Rob Konrad, 38, who played for the team until a decade ago, apparently fell off a boat Wednesday while fishing in the Atlantic Ocean and survived by swimming 9 miles, according to a story on the National Football League’s website.
Swimming that distance in open water is incredibly difficult. Professional marathon and ultradistance swimmers need someone to provide nutrition along the way to avoid dehydration. Konrad wouldn’t have had that and had to contend with a current.
Depending on Konrad’s location in the Gulf Stream, he would have had to swim west, across the water’s south-to-north current, according to CNN meteorologist Chad Myers. The current could have been up to 4 miles per hour.
Details about Konrad’s arduous Atlantic Ocean adventure are unclear. He’ll provide more information at a news conference Monday in Plantation, Florida.
But if true, it’s an epic feat.
“When I heard about this, I was like, ‘Wow!'” saidSid Cassidy, a nationally renowned distance swimmer who has five times swum the 22-mile course around Atlantic City, New Jersey.
“If you’re a good swimmer and you’re faced with an emergency, you could be capable of doing what he did,” Cassidy said. “I’m saying it’s possible. But it sure would be tough.”
A former pro athlete like Konrad knows what it takes to push past pain, Cassidy surmised. He would know how to focus and to stay calm, too, an essential for any long swim in open water.
Cassidy, the aquatics director and head swimming coach for Saint Andrew’s School in Boca Raton, Florida, has trained in the same waters where Konrad,according to the Miami Herald, sailed from Hillsboro Inlet in Deerfield Beach at 10:30 a.m. last Wednesday.
The former fullback was alone in his 36-foot boat, the newspaper said, and fell overboard at 1 p.m. after hooking a fish and stumbling. The Herald reported he finally reached shore at 4:40 a.m. Thursday.
The Florida Fish and Wildlife Conservation Commission said it’s investigating the boating incident.
Coast Guard Lt. Cmdr. Gabe Somma told CNN that Palm Beach authorities contacted the Coast Guard to report that Konrad was missing.
The Coast Guard ordered a helicopter that was already flying to begin to search for Konrad and was just about to order a plane to help, but Palm Beach law enforcement called that off when officers found Konrad on the beach, Somma said.
The ex-football player was reportedly hospitalized and treated for hypothermia and dehydration.
Normally swimming a mile in the ocean could take 20 to 30 minutes — if a person is very fit, said Cassidy.
Konrad played for the Dolphins from 1999 to 2004 and is the CEO of Alterna Financial, a South Florida financial services company. It appears Konrad had an average football career. He was the second-round pick in the Dolphins’ 1999 NFL draft. He played 57 games for the Dolphins and was released from his contract in 2005.
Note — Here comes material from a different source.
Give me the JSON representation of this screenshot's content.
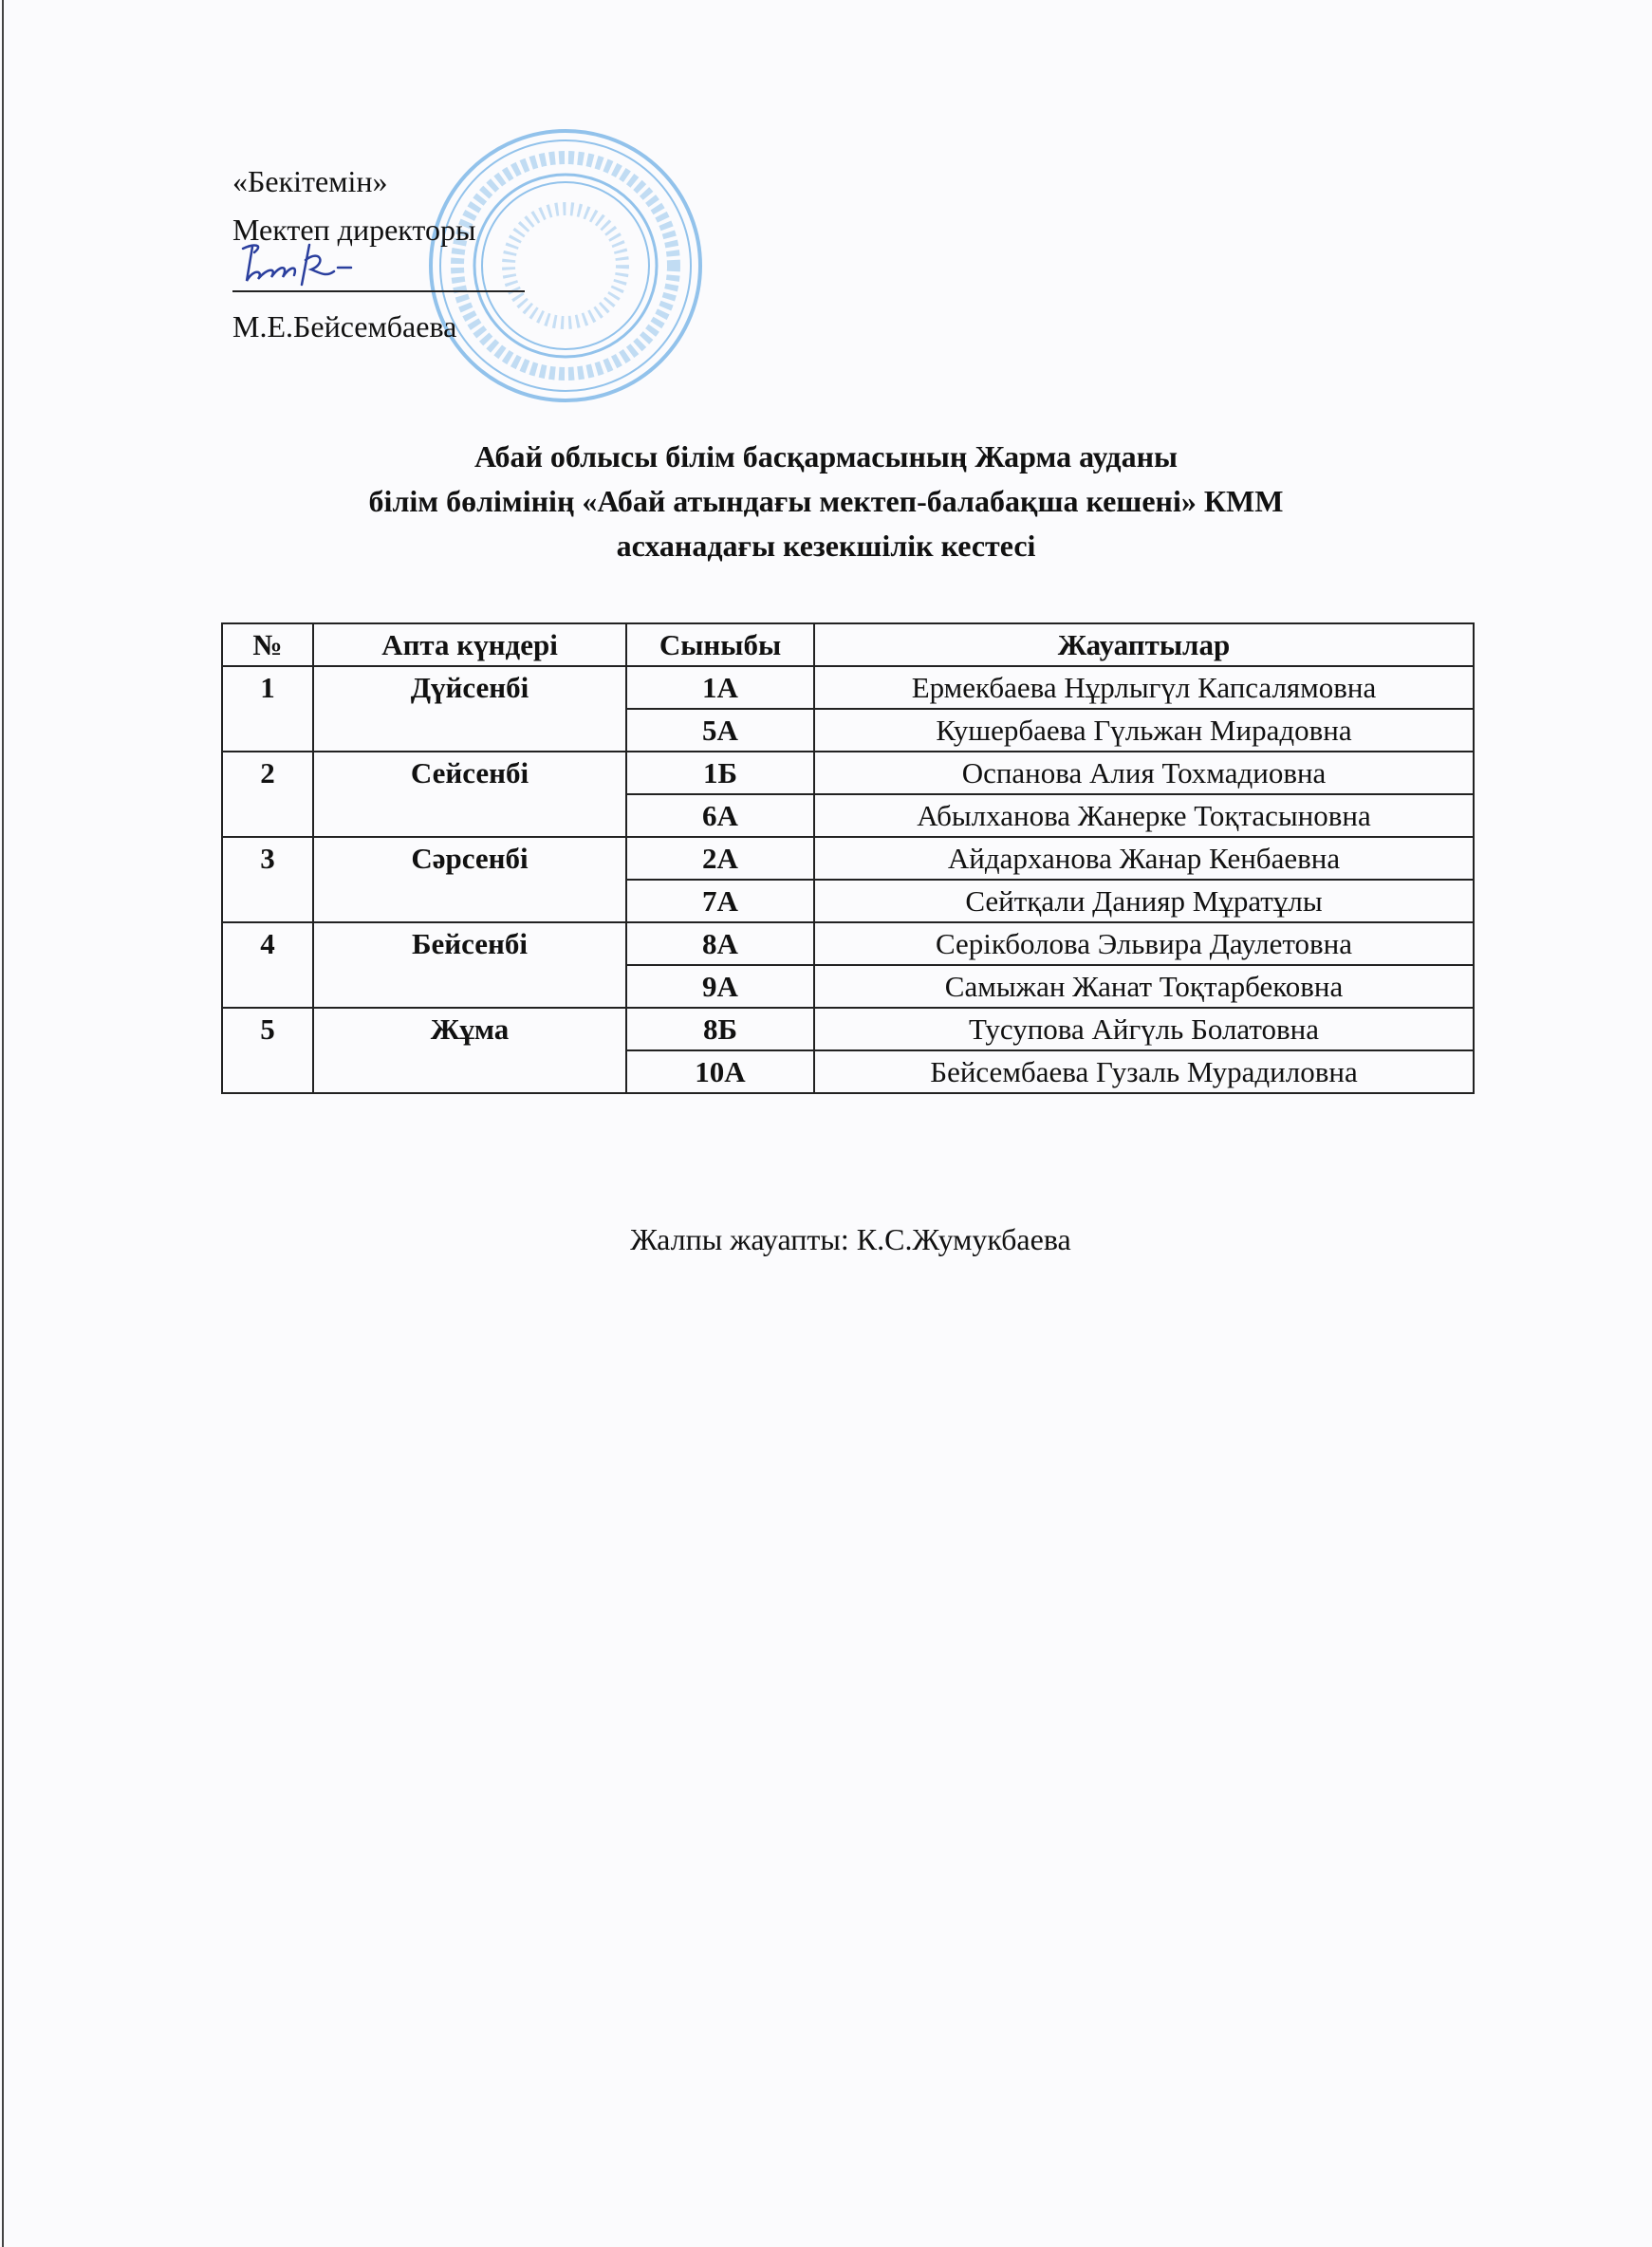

“I can’t imagine that swimming isn’t part of his typical workout,” Cassidy said, guessing that Konrad was an experienced boatman who judged which direction to swim by the angle of the sun.
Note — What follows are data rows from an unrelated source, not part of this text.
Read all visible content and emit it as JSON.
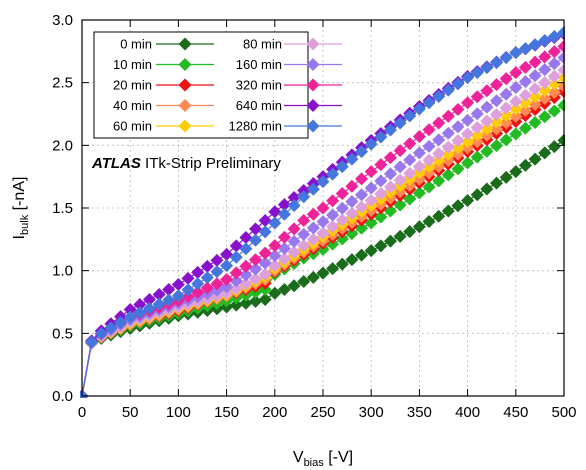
{
  "chart_data": {
    "type": "scatter",
    "xlabel_main": "V",
    "xlabel_sub": "bias",
    "xlabel_unit": " [-V]",
    "ylabel_main": "I",
    "ylabel_sub": "bulk",
    "ylabel_unit": " [-nA]",
    "xlim": [
      0,
      500
    ],
    "ylim": [
      0.0,
      3.0
    ],
    "xticks": [
      0,
      50,
      100,
      150,
      200,
      250,
      300,
      350,
      400,
      450,
      500
    ],
    "yticks": [
      0.0,
      0.5,
      1.0,
      1.5,
      2.0,
      2.5,
      3.0
    ],
    "xtick_labels": [
      "0",
      "50",
      "100",
      "150",
      "200",
      "250",
      "300",
      "350",
      "400",
      "450",
      "500"
    ],
    "ytick_labels": [
      "0.0",
      "0.5",
      "1.0",
      "1.5",
      "2.0",
      "2.5",
      "3.0"
    ],
    "grid": true,
    "legend_placement": "top-left",
    "annotation": {
      "bold": "ATLAS",
      "rest": " ITk-Strip Preliminary"
    },
    "x_step": 10,
    "series": [
      {
        "name": "0 min",
        "color": "#1a6b1a",
        "keypoints": [
          [
            0,
            0.0
          ],
          [
            10,
            0.42
          ],
          [
            20,
            0.46
          ],
          [
            50,
            0.54
          ],
          [
            100,
            0.64
          ],
          [
            150,
            0.71
          ],
          [
            190,
            0.77
          ],
          [
            200,
            0.82
          ],
          [
            220,
            0.88
          ],
          [
            250,
            0.98
          ],
          [
            300,
            1.16
          ],
          [
            350,
            1.35
          ],
          [
            400,
            1.56
          ],
          [
            450,
            1.79
          ],
          [
            500,
            2.04
          ]
        ]
      },
      {
        "name": "10 min",
        "color": "#22bb22",
        "keypoints": [
          [
            0,
            0.0
          ],
          [
            10,
            0.42
          ],
          [
            20,
            0.47
          ],
          [
            50,
            0.56
          ],
          [
            100,
            0.66
          ],
          [
            150,
            0.76
          ],
          [
            190,
            0.85
          ],
          [
            200,
            0.97
          ],
          [
            230,
            1.1
          ],
          [
            250,
            1.17
          ],
          [
            300,
            1.38
          ],
          [
            350,
            1.62
          ],
          [
            400,
            1.86
          ],
          [
            450,
            2.09
          ],
          [
            500,
            2.32
          ]
        ]
      },
      {
        "name": "20 min",
        "color": "#ee1111",
        "keypoints": [
          [
            0,
            0.0
          ],
          [
            10,
            0.42
          ],
          [
            20,
            0.47
          ],
          [
            50,
            0.57
          ],
          [
            100,
            0.68
          ],
          [
            150,
            0.8
          ],
          [
            190,
            0.9
          ],
          [
            200,
            0.99
          ],
          [
            230,
            1.13
          ],
          [
            250,
            1.22
          ],
          [
            300,
            1.45
          ],
          [
            350,
            1.7
          ],
          [
            400,
            1.95
          ],
          [
            450,
            2.19
          ],
          [
            500,
            2.43
          ]
        ]
      },
      {
        "name": "40 min",
        "color": "#ff8855",
        "keypoints": [
          [
            0,
            0.0
          ],
          [
            10,
            0.42
          ],
          [
            20,
            0.47
          ],
          [
            50,
            0.57
          ],
          [
            100,
            0.69
          ],
          [
            150,
            0.8
          ],
          [
            190,
            0.93
          ],
          [
            200,
            1.0
          ],
          [
            230,
            1.15
          ],
          [
            250,
            1.24
          ],
          [
            300,
            1.48
          ],
          [
            350,
            1.73
          ],
          [
            400,
            1.98
          ],
          [
            450,
            2.23
          ],
          [
            500,
            2.47
          ]
        ]
      },
      {
        "name": "60 min",
        "color": "#ffcc00",
        "keypoints": [
          [
            0,
            0.0
          ],
          [
            10,
            0.42
          ],
          [
            20,
            0.48
          ],
          [
            50,
            0.58
          ],
          [
            100,
            0.7
          ],
          [
            150,
            0.81
          ],
          [
            190,
            0.95
          ],
          [
            200,
            1.02
          ],
          [
            230,
            1.17
          ],
          [
            250,
            1.27
          ],
          [
            300,
            1.52
          ],
          [
            350,
            1.78
          ],
          [
            400,
            2.03
          ],
          [
            450,
            2.29
          ],
          [
            500,
            2.54
          ]
        ]
      },
      {
        "name": "80 min",
        "color": "#dda0dd",
        "keypoints": [
          [
            0,
            0.0
          ],
          [
            10,
            0.42
          ],
          [
            20,
            0.48
          ],
          [
            50,
            0.59
          ],
          [
            100,
            0.71
          ],
          [
            150,
            0.82
          ],
          [
            190,
            0.97
          ],
          [
            200,
            1.04
          ],
          [
            230,
            1.2
          ],
          [
            250,
            1.3
          ],
          [
            300,
            1.56
          ],
          [
            350,
            1.83
          ],
          [
            400,
            2.09
          ],
          [
            450,
            2.35
          ],
          [
            500,
            2.6
          ]
        ]
      },
      {
        "name": "160 min",
        "color": "#9977ee",
        "keypoints": [
          [
            0,
            0.0
          ],
          [
            10,
            0.43
          ],
          [
            20,
            0.49
          ],
          [
            50,
            0.61
          ],
          [
            100,
            0.74
          ],
          [
            150,
            0.87
          ],
          [
            190,
            1.06
          ],
          [
            200,
            1.12
          ],
          [
            230,
            1.29
          ],
          [
            250,
            1.39
          ],
          [
            300,
            1.66
          ],
          [
            350,
            1.94
          ],
          [
            400,
            2.2
          ],
          [
            450,
            2.46
          ],
          [
            500,
            2.7
          ]
        ]
      },
      {
        "name": "320 min",
        "color": "#ee2299",
        "keypoints": [
          [
            0,
            0.0
          ],
          [
            10,
            0.43
          ],
          [
            20,
            0.5
          ],
          [
            50,
            0.63
          ],
          [
            100,
            0.76
          ],
          [
            150,
            0.93
          ],
          [
            190,
            1.14
          ],
          [
            200,
            1.2
          ],
          [
            230,
            1.4
          ],
          [
            250,
            1.5
          ],
          [
            300,
            1.79
          ],
          [
            350,
            2.07
          ],
          [
            400,
            2.34
          ],
          [
            450,
            2.58
          ],
          [
            500,
            2.79
          ]
        ]
      },
      {
        "name": "640 min",
        "color": "#8811cc",
        "keypoints": [
          [
            0,
            0.0
          ],
          [
            10,
            0.44
          ],
          [
            20,
            0.52
          ],
          [
            50,
            0.69
          ],
          [
            100,
            0.89
          ],
          [
            150,
            1.13
          ],
          [
            190,
            1.4
          ],
          [
            200,
            1.47
          ],
          [
            230,
            1.64
          ],
          [
            250,
            1.75
          ],
          [
            300,
            2.04
          ],
          [
            350,
            2.31
          ],
          [
            400,
            2.55
          ],
          [
            450,
            2.74
          ],
          [
            500,
            2.89
          ]
        ]
      },
      {
        "name": "1280 min",
        "color": "#4477dd",
        "keypoints": [
          [
            0,
            0.0
          ],
          [
            10,
            0.43
          ],
          [
            20,
            0.5
          ],
          [
            50,
            0.63
          ],
          [
            100,
            0.8
          ],
          [
            150,
            1.04
          ],
          [
            190,
            1.31
          ],
          [
            200,
            1.38
          ],
          [
            230,
            1.59
          ],
          [
            250,
            1.71
          ],
          [
            300,
            2.01
          ],
          [
            350,
            2.29
          ],
          [
            400,
            2.54
          ],
          [
            450,
            2.74
          ],
          [
            500,
            2.9
          ]
        ]
      }
    ]
  }
}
But even if Konrad knew which direction to start swimming, he’d have to contend with constant salt water in his eyes, intense muscle fatigue, wind and, of course, current, noted Bruce Wigo, the president and CEO of the International Swimming Hall of Fame in Fort Lauderdale.
“From the salt alone, you’d have a tongue the size of a baseball,” said Wigo.
Konrad would have stripped off his clothes, he added, because keeping them on would have produced an incredible drag.
“I’m excited to know the details and to hear from him about how he pulled this off,” Wigo said. “It’s amazing what someone can do when their life is at stake.”